The Authorities filed a petition for review in this Court’s original jurisdiction challenging the solid waste disposal fee of $4.00/ton as authorized in Section 2 of Act 2002-90, 27 Pa.C.S. §§ 4202-4113, 6201-6306 (Act 90). They alleged that they accept waste for disposal at their facilities, and that the disposal fee is a tax, but that some of the existing contracts they have are with state agencies who have taken the position that the tax cannot be passed through to them. The Authorities alleged in Count V that the tax impedes the existing contracts in violation of Article I, Section 10 of the United States Constitution and Article I, Section 17 of the Pennsylvania Constitution, which both provide that no law impairing the obligation of contracts shall be passed. The Department filed preliminary objections in the nature of a demurrer arguing that Count V failed to state a claim upon which relief could be granted because any prior contractual obligations remained intact despite the subsequent imposition of a tax.
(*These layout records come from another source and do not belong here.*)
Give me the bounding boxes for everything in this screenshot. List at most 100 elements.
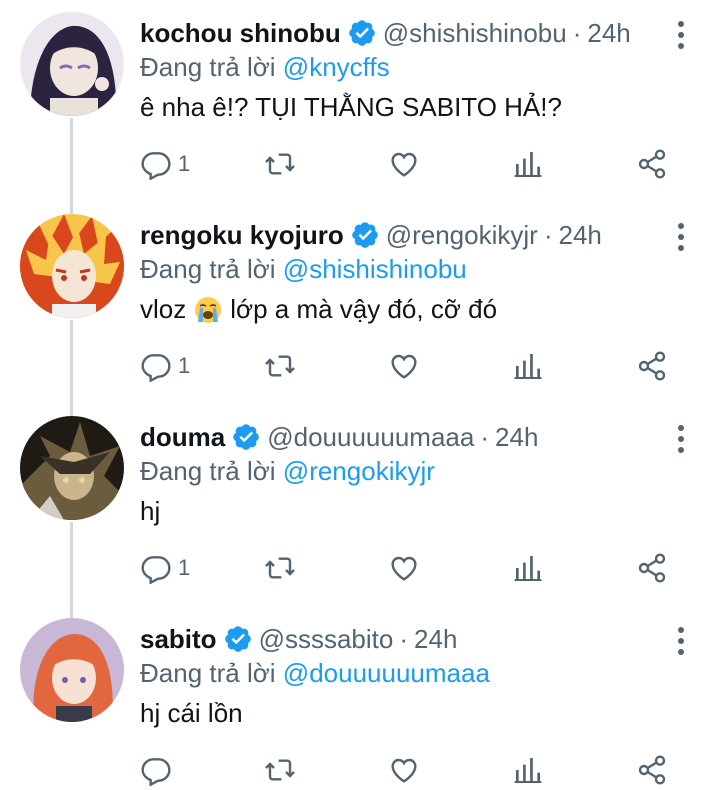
replying-to-label: Đang trả lời xyxy=(140,456,276,486)
like-button[interactable] xyxy=(388,346,420,386)
retweet-button[interactable] xyxy=(264,750,296,790)
mention-link[interactable]: @douuuuuumaaa xyxy=(283,658,490,688)
views-button[interactable] xyxy=(512,144,544,184)
views-button[interactable] xyxy=(512,750,544,790)
views-icon xyxy=(514,354,542,379)
tweet[interactable]: rengoku kyojuro @rengokikyjr · 24h Đang … xyxy=(0,202,718,404)
reply-button[interactable]: 1 xyxy=(140,548,190,588)
retweet-icon xyxy=(265,355,295,377)
display-name[interactable]: douma xyxy=(140,422,225,453)
replying-to-label: Đang trả lời xyxy=(140,658,276,688)
tweet-header: rengoku kyojuro @rengokikyjr · 24h xyxy=(140,218,602,252)
more-vertical-icon[interactable] xyxy=(676,424,686,454)
tweet[interactable]: kochou shinobu @shishishinobu · 24h Đang… xyxy=(0,0,718,202)
loudly-crying-face-icon xyxy=(195,296,222,323)
reply-count: 1 xyxy=(178,151,191,176)
timestamp[interactable]: 24h xyxy=(587,18,630,49)
display-name[interactable]: rengoku kyojuro xyxy=(140,220,344,251)
display-name[interactable]: kochou shinobu xyxy=(140,18,341,49)
tweet[interactable]: sabito @ssssabito · 24h Đang trả lời @do… xyxy=(0,606,718,789)
replying-to: Đang trả lời @shishishinobu xyxy=(140,254,467,285)
verified-badge-icon xyxy=(233,424,260,450)
reply-count: 1 xyxy=(178,353,191,378)
retweet-button[interactable] xyxy=(264,548,296,588)
user-handle[interactable]: @rengokikyjr xyxy=(386,220,538,251)
reply-icon xyxy=(141,758,171,786)
avatar[interactable] xyxy=(20,618,124,722)
verified-badge-icon xyxy=(351,222,378,248)
tweet-text-main: ê nha ê!? TỤI THẰNG SABITO HẢ!? xyxy=(140,92,562,122)
avatar-image xyxy=(20,214,124,318)
like-button[interactable] xyxy=(388,750,420,790)
avatar[interactable] xyxy=(20,214,124,318)
user-handle[interactable]: @shishishinobu xyxy=(383,18,567,49)
mention-link[interactable]: @shishishinobu xyxy=(283,254,467,284)
tweet-header: kochou shinobu @shishishinobu · 24h xyxy=(140,16,631,50)
replying-to: Đang trả lời @douuuuuumaaa xyxy=(140,658,490,689)
mention-link[interactable]: @rengokikyjr xyxy=(283,456,435,486)
share-button[interactable] xyxy=(636,144,668,184)
share-button[interactable] xyxy=(636,548,668,588)
views-icon xyxy=(514,556,542,581)
retweet-icon xyxy=(265,759,295,781)
action-bar: 1 xyxy=(140,144,680,184)
action-bar: 1 xyxy=(140,548,680,588)
reply-button[interactable]: 1 xyxy=(140,346,190,386)
like-icon xyxy=(391,556,417,581)
like-button[interactable] xyxy=(388,548,420,588)
tweet-header: sabito @ssssabito · 24h xyxy=(140,622,457,656)
like-icon xyxy=(391,354,417,379)
avatar[interactable] xyxy=(20,12,124,116)
reply-icon xyxy=(141,152,171,180)
replying-to: Đang trả lời @rengokikyjr xyxy=(140,456,435,487)
views-button[interactable] xyxy=(512,548,544,588)
reply-count: 1 xyxy=(178,555,191,580)
separator-dot: · xyxy=(572,17,582,48)
reply-icon xyxy=(141,556,171,584)
share-icon xyxy=(638,553,666,583)
more-vertical-icon[interactable] xyxy=(676,20,686,50)
tweet-text-main: hj cái lồn xyxy=(140,698,243,728)
separator-dot: · xyxy=(480,421,490,452)
tweet-header: douma @douuuuuumaaa · 24h xyxy=(140,420,538,454)
user-handle[interactable]: @douuuuuumaaa xyxy=(267,422,474,453)
tweet-text: ê nha ê!? TỤI THẰNG SABITO HẢ!? xyxy=(140,92,562,123)
retweet-button[interactable] xyxy=(264,346,296,386)
separator-dot: · xyxy=(543,219,553,250)
views-icon xyxy=(514,758,542,783)
avatar-image xyxy=(20,12,124,116)
user-handle[interactable]: @ssssabito xyxy=(259,624,394,655)
mention-link[interactable]: @knycffs xyxy=(283,52,390,82)
tweet-text-main: vloz xyxy=(140,294,187,324)
tweet[interactable]: douma @douuuuuumaaa · 24h Đang trả lời @… xyxy=(0,404,718,606)
timestamp[interactable]: 24h xyxy=(495,422,538,453)
reply-button[interactable]: 1 xyxy=(140,144,190,184)
timestamp[interactable]: 24h xyxy=(558,220,601,251)
retweet-icon xyxy=(265,153,295,175)
share-button[interactable] xyxy=(636,346,668,386)
tweet-text-main: hj xyxy=(140,496,161,526)
reply-button[interactable] xyxy=(140,750,178,790)
verified-badge-icon xyxy=(348,20,375,46)
avatar[interactable] xyxy=(20,416,124,520)
timestamp[interactable]: 24h xyxy=(414,624,457,655)
more-vertical-icon[interactable] xyxy=(676,222,686,252)
share-icon xyxy=(638,755,666,785)
retweet-button[interactable] xyxy=(264,144,296,184)
tweet-text: hj xyxy=(140,496,160,527)
action-bar xyxy=(140,750,680,790)
separator-dot: · xyxy=(399,623,409,654)
views-icon xyxy=(514,152,542,177)
share-button[interactable] xyxy=(636,750,668,790)
replying-to-label: Đang trả lời xyxy=(140,254,276,284)
tweet-text-rest: lớp a mà vậy đó, cỡ đó xyxy=(230,294,498,324)
views-button[interactable] xyxy=(512,346,544,386)
like-button[interactable] xyxy=(388,144,420,184)
avatar-image xyxy=(20,618,124,722)
verified-badge-icon xyxy=(224,626,251,652)
share-icon xyxy=(638,351,666,381)
action-bar: 1 xyxy=(140,346,680,386)
more-vertical-icon[interactable] xyxy=(676,626,686,656)
avatar-image xyxy=(20,416,124,520)
display-name[interactable]: sabito xyxy=(140,624,217,655)
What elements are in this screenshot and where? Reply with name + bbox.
The majority overrules the Department’s preliminary objection to Count V finding that the Authorities state a claim for unconstitutional impairment of certain contracts based on their averment that they are unable to pass through the tax to all of their customers with whom they have contracts. The majority acknowledged that this Court’s holding in Heller v. De-*799puy, 2 Pa.Cmwlth. 196, 277 A.2d 849 (1971), which addressed a similar situation, is to the contrary, but relies upon our statement that a claim for unconstitutional impairment of contracts might exist where the weight of a new tax cannot be passed on to others but remains on the shoulders of the municipal authority. I disagree that the Authorities state a claim because not only was that statement in Heller dicta, the United States Supreme Court has held that there is no impairment of existing contracts when a subsequent tax law is enacted imposing a tax.
In Barwise v. Sheppard, 299 U.S. 33, 57 S.Ct. 70, 81 L.Ed. 23 (1936), the United States Supreme Court rejected the argument the Authorities now set forth in their petition. In that case, the tax at issue was a tax on the production of oil and was challenged by Barwise against the state of Texas. Under the prior law, only the lessee of oil-producing land was required to pay taxes on the production of oil; however, the new law required the taxes to be shared by all interested parties, including the lessor of oil-producing property, in this case, Barwise. Barwise alleged that the tax impaired the obligations of his contracts with the lessees, in which he agreed to deliver their equal portion in the pipe line of the oil produced free of cost because he no longer could do so. The Supreme Court found that although the lease may have been subordinated to the power of the State to tax the production of oil and to apportion the tax between the lessors and the lessee, the taxing act did not purport to affect any term of the lease. “Plainly no stipulation in the lease can be of any avail as against the power of the State to impose the tax, prescribe who shall be under a duty to the State to pay it, and fix the time and mode of payment.” Id. at 40, 57 S.Ct. 70. The Supreme Court went on to explain:
It is true that the law in force when the lease was made and for some years thereafter laid a production tax on the lessee alone, and it is equally true that under the act of 1933 a part of the tax is imposed on the lessors and the part imposed on the lessee is less than what would fall on him under the earlier law. But the State’s power in the matter was in no way circumscribed by the earlier law. That law was subject to change at any time through a further exertion of the taxing power; and the lease presented no obstacle to such a change.
Id. at 41, 57 S.Ct. 70. It then held that Barwise’s reliance on the contract clause of the Constitution was unfounded.
Similarly here, because the Commonwealth had the power to tax the Authorities, based on Barwise, that power does not interfere with the Authorities contract obligations with the state agencies and does not violate the contract provisions of the United States and Pennsylvania Constitutions. For this reason, I would sustain the Department’s preliminary objection to Count V because the count fails to state a claim upon which relief may be granted.
Judge LEADBETTER joins.
. Also named as petitioners were Larry P. Williams, Secretary of the Department; the Department of Environmental Protection (DEP), and David Hess, Secretary of the DEP.